The code at 0x1790 makes sure output of lowest byte of %r3 is done hexadecimally:
00001790 mflr %r12
00001794 addi %r3, %r3, 0x30 // 0x30 = '0'
00001798 cmpwi %r3, 0x3A
0000179C blt loc_17A4
000017A0 addi %r3, %r3, 7 // 0x37 + 0xA = 'A'
000017A4 bl sub_16C0
000017A8 mtlr %r12
000017AC blr
And of course the serial output itself:
000016C0 lis %r4, 0x8000
000016C4 ori %r4, %r4, 0x200
000016C8 rldicr %r4, %r4, 32,31
000016CC oris %r4, %r4, 0xEA00
000016D0 mr %r5, %r3
000016D4 lwz %r3, 0x1018(%r4)
000016D8 rlwinm. %r3, %r3, 0,6,6
000016DC beq loc_16D4
000016E0 mr %r3, %r5
000016E4 slwi %r3, %r3, 24
000016E8 stw %r3, 0x1014(%r4)
000016EC blr
All the above is just to dump stuff and get an idea of the dynamics of the booting the kernel/hv. And for me its just a tool to figure out what it doesn't do compared to normal boot or where certain cpus are stuck etc.
I will keep sharing my results.
Regards,
arnezami
PS. The reason why programming in the hv/kernel is a pain is because all the above has been done by a hex editor.
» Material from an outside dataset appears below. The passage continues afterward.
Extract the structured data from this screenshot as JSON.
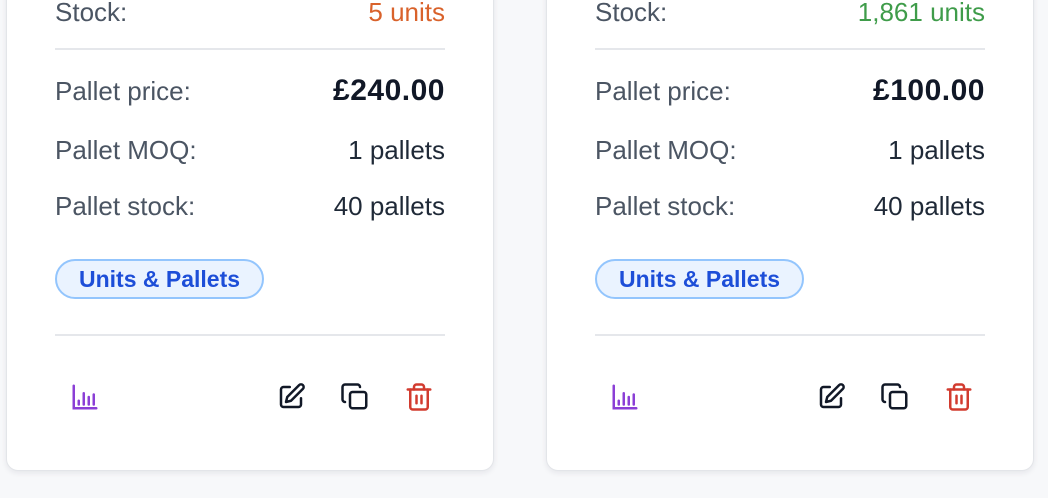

While some of it I can first compile and then copy-paste other stuff (like the branches) have to be done manually. And there is also the room-issue and potential checksum(?) problems. So far I have been able to avoid or cope with these issues.